I have run it succesfully in other occasions. Now, I am executing a meteorological simulation with a larger dataset and…it runs OK for a while, but then I get the following error messages related to MPI:
r_adiation tendencies updated time = 10800.0 UTC TIME (HRS) = 3.0
rank 8 in job 13 n0_55134 caused collective abort of all ranks
exit status of rank 8: killed by signal 11
[cli_4]: aborting job:
Fatal error in MPI_Wait: Other MPI error, error stack:
MPI_Wait(140)…: MPI_Wait(request=0x7fffe3a1132c, status0x7fffe3a11330) failed
MPIDI_CH3_Progress_wait(212)…: an error occurred while handling an event returned by MPIDU_Sock_Wait()
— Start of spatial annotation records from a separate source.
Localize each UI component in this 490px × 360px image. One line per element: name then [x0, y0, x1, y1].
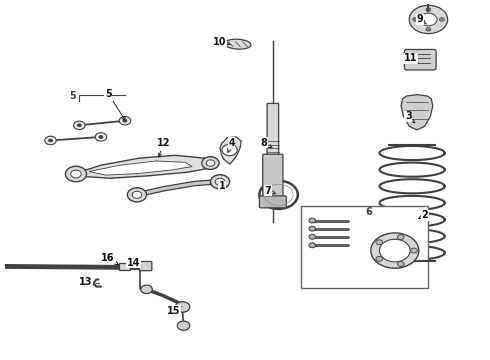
- Text: 5: 5: [105, 89, 125, 120]
- Text: 6: 6: [366, 207, 372, 217]
- Circle shape: [309, 218, 316, 223]
- Circle shape: [371, 233, 419, 268]
- Text: 4: 4: [228, 138, 235, 152]
- Circle shape: [397, 235, 404, 240]
- Circle shape: [426, 8, 431, 12]
- Ellipse shape: [224, 39, 251, 49]
- Circle shape: [175, 302, 190, 312]
- Circle shape: [74, 121, 85, 130]
- Text: 16: 16: [101, 253, 118, 265]
- FancyBboxPatch shape: [139, 261, 152, 271]
- Text: 3: 3: [405, 112, 415, 123]
- Circle shape: [141, 285, 152, 294]
- Text: 11: 11: [404, 53, 418, 63]
- FancyBboxPatch shape: [301, 206, 428, 288]
- Circle shape: [77, 124, 81, 127]
- Text: 1: 1: [219, 181, 225, 192]
- Circle shape: [376, 256, 383, 261]
- Circle shape: [71, 170, 81, 178]
- Text: 14: 14: [127, 258, 141, 268]
- Text: 8: 8: [261, 138, 272, 148]
- FancyBboxPatch shape: [267, 103, 279, 163]
- Polygon shape: [220, 137, 241, 164]
- Polygon shape: [74, 155, 211, 178]
- Circle shape: [222, 144, 237, 156]
- Circle shape: [397, 261, 404, 266]
- Text: 13: 13: [79, 277, 94, 287]
- Circle shape: [206, 160, 215, 166]
- Circle shape: [95, 133, 107, 141]
- Circle shape: [309, 226, 316, 231]
- Circle shape: [45, 136, 56, 145]
- Circle shape: [132, 191, 142, 198]
- Circle shape: [215, 178, 225, 185]
- Text: 15: 15: [167, 306, 181, 315]
- Circle shape: [65, 166, 87, 182]
- Circle shape: [123, 119, 127, 122]
- Text: 12: 12: [157, 138, 170, 157]
- Circle shape: [210, 175, 230, 189]
- Circle shape: [376, 240, 383, 245]
- Circle shape: [49, 139, 52, 142]
- Text: 9: 9: [417, 14, 426, 24]
- Text: 2: 2: [418, 210, 428, 220]
- Circle shape: [411, 248, 417, 253]
- FancyBboxPatch shape: [404, 49, 436, 70]
- Circle shape: [202, 157, 219, 170]
- Circle shape: [99, 135, 103, 139]
- Circle shape: [420, 13, 437, 26]
- Circle shape: [309, 243, 316, 248]
- Circle shape: [409, 5, 448, 33]
- FancyBboxPatch shape: [259, 196, 286, 208]
- Polygon shape: [89, 161, 192, 175]
- Text: 7: 7: [265, 186, 275, 195]
- Text: 5: 5: [69, 91, 76, 101]
- FancyBboxPatch shape: [119, 262, 130, 270]
- Text: 10: 10: [213, 37, 230, 48]
- Circle shape: [426, 28, 431, 31]
- Circle shape: [413, 18, 417, 21]
- Circle shape: [177, 321, 190, 330]
- Circle shape: [127, 188, 147, 202]
- Polygon shape: [401, 95, 433, 130]
- FancyBboxPatch shape: [263, 154, 283, 199]
- Circle shape: [119, 117, 131, 125]
- Circle shape: [309, 234, 316, 239]
- Circle shape: [379, 239, 410, 262]
- Circle shape: [440, 18, 444, 21]
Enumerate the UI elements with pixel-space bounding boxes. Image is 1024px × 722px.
MPIDI_CH3I_Progress_handle_sock_event(413):
MPIDU_Socki_handle_read(633)…: connection failure (set=0,sock=5,errno=104:Connection reset by peer)_
[/i]
It sounds like a stack overflow, but you’ll need to run the program with the debugger to be sure. Try setting the stack size to unlimited in your shell’s start-up file to see if this works around the problem.
First try increasing the available stack size to see if it corrects the problem. To do this add “ulimit -s unlimited” to your home directory’s “.bashrc” file if you’re using the bash shell, or “limit stacksize unlimited” in your “.cshrc” file if you’re using TCSH/CSH.
As for using the PGI debugger, please refer to the PGI Tool’s Guide for detailed information. Note that you must have the PGI CDK product to use the MPI debugging feature.